PORTLAND, Ore. (AP) — Policymakers for the Oregon Department of Environmental Quality on Monday approved a rule that prohibits the sale of new gasoline-powered passenger vehicles in Oregon by 2035.
The effort comes as Oregon plans to cut climate-warming emissions by 50% by 2035 and by 90% by 2050, The Oregonian/OregonLive reported. The transportation sector accounts for nearly 40% of greenhouse gas emissions in Oregon.
The rule is based on vehicle emission standards California adopted in August. The standards require car manufacturers to sell a certain percentage of zero-emission vehicles — electric cars, plug-in hybrid electric vehicles and hydrogen fuel cell vehicles — as part of their total sales, starting with 35% in 2026 and increasing to 100% by 2035.
The rule allows for hybrid vehicle sales, which run primarily on electricity but can run on gas. The rule does not affect cars already on the road and used gas-powered cars will continue to be available for sale within the state.
The new rule also requires manufacturers to increase access to affordable zero-emission vehicles to low-income households and communities of color.

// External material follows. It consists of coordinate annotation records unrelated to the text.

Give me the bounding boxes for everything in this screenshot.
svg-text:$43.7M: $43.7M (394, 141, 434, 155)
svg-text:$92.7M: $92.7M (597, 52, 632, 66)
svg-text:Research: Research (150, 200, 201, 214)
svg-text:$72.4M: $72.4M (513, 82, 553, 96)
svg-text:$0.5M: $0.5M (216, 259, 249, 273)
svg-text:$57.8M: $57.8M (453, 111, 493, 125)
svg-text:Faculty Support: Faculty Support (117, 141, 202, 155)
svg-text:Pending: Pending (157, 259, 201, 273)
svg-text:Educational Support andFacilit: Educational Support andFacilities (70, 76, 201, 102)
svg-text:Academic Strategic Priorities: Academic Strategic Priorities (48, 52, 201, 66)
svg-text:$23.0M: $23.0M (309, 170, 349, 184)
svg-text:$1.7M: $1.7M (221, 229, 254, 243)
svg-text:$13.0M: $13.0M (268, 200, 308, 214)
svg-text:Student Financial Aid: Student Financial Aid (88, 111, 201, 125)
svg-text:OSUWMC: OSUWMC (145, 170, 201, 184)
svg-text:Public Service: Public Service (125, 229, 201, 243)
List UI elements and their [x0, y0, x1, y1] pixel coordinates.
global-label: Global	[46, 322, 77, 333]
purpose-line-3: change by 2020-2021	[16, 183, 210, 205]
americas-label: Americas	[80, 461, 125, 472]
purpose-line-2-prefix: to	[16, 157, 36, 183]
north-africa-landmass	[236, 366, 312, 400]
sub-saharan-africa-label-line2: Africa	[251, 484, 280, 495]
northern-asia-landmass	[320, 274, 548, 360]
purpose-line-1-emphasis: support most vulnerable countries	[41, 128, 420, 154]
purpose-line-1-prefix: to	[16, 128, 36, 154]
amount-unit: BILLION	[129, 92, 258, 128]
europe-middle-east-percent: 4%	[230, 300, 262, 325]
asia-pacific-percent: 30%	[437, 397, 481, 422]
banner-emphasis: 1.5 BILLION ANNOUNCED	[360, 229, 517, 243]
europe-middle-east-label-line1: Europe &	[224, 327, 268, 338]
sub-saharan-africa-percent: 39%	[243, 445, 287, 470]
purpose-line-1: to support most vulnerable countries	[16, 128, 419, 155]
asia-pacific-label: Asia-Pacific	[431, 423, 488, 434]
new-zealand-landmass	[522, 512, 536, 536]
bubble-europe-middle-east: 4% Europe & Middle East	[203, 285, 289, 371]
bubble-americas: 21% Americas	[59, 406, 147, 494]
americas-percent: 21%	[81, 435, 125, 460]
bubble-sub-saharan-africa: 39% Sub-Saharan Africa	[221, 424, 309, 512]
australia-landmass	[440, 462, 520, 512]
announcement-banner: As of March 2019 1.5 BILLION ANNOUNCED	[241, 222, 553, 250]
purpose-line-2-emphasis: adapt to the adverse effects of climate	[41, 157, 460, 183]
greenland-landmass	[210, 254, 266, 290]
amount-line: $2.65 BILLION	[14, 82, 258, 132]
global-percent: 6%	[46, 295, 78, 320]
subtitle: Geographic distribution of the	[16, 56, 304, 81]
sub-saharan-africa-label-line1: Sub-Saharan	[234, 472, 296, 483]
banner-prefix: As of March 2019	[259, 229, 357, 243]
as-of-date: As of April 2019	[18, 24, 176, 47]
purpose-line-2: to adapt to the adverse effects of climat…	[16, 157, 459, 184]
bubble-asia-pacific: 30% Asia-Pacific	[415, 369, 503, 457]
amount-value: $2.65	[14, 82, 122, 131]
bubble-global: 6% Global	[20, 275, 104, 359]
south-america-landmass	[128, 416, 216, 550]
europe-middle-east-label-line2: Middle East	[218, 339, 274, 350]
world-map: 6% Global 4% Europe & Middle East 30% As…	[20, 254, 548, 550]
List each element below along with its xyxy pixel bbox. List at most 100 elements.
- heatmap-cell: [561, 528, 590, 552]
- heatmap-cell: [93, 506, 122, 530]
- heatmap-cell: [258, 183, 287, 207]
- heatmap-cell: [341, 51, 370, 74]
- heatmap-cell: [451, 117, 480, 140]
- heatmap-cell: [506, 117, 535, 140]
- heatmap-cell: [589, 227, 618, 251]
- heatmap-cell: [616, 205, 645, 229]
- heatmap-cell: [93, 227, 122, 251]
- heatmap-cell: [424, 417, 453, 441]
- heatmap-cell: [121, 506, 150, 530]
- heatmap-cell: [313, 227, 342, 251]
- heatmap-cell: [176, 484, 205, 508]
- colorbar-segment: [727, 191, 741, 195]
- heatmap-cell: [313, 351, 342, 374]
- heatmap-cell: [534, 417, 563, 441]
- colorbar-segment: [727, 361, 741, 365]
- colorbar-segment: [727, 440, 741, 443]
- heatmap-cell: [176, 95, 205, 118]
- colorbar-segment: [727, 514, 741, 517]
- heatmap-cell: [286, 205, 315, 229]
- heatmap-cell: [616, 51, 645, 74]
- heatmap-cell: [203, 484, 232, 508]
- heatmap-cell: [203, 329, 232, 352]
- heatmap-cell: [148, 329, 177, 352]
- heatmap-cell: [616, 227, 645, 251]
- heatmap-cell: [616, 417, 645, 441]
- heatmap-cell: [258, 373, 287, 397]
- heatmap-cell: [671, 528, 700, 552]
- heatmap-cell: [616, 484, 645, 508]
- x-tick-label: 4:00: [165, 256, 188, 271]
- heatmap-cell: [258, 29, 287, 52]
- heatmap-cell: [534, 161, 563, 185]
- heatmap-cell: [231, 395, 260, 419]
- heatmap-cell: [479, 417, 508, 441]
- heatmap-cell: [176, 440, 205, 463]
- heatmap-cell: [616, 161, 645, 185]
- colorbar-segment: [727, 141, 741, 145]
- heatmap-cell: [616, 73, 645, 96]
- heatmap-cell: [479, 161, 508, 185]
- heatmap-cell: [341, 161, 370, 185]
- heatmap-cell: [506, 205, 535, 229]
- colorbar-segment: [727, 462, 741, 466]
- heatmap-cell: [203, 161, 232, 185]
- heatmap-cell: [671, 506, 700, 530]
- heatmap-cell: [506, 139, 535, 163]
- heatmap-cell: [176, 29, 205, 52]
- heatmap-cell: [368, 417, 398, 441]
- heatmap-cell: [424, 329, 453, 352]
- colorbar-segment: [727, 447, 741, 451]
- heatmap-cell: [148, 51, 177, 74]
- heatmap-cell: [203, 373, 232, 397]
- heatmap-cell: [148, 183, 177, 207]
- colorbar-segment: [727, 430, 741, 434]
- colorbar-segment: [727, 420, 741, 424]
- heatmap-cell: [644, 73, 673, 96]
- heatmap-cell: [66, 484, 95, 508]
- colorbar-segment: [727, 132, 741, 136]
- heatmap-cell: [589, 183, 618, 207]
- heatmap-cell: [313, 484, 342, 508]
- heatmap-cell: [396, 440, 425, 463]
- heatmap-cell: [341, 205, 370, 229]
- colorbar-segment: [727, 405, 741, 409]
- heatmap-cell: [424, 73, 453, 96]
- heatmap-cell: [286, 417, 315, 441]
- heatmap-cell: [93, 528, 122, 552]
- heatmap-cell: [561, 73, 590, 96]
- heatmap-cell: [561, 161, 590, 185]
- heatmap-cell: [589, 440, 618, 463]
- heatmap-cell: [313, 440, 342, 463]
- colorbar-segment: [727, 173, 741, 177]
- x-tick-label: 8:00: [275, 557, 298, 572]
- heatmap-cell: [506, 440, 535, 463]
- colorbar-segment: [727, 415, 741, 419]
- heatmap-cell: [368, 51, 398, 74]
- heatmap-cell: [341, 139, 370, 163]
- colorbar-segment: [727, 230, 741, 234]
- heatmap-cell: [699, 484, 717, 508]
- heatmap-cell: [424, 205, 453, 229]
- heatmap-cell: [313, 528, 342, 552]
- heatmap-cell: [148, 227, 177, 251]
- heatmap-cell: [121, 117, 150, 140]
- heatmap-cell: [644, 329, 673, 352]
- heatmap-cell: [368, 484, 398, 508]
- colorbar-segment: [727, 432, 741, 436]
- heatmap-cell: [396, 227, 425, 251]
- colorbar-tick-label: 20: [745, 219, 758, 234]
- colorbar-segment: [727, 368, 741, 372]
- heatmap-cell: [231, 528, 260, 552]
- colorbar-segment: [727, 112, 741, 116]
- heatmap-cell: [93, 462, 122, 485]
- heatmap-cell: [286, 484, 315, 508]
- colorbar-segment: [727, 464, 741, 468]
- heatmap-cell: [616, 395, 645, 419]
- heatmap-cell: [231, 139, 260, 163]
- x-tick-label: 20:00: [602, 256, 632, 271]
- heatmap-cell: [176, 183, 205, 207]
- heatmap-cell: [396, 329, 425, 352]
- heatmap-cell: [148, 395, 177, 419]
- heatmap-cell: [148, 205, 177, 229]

It offers incentives to manufacturers to sell electric cars to community car share programs, to produce lower-cost zero-emission cars and to direct used electric cars to dealerships participating in low-income assistance programs.
The new requirements will help Oregon meet its goals, adopted by the Legislature in 2019, of at least 90% of new vehicles sold annually to be zero emission by 2035. Those goals came without consequences, while the newly adopted rule includes penalties to manufacturers for non-compliance.
“By creating a regulatory certainty for manufacturers, EV charging providers and utilities, it sets a clear path forward for the future of zero-emission passenger cars and trucks in Oregon,” said Rachel Sakata, senior air quality planner at the Department of Environmental Quality.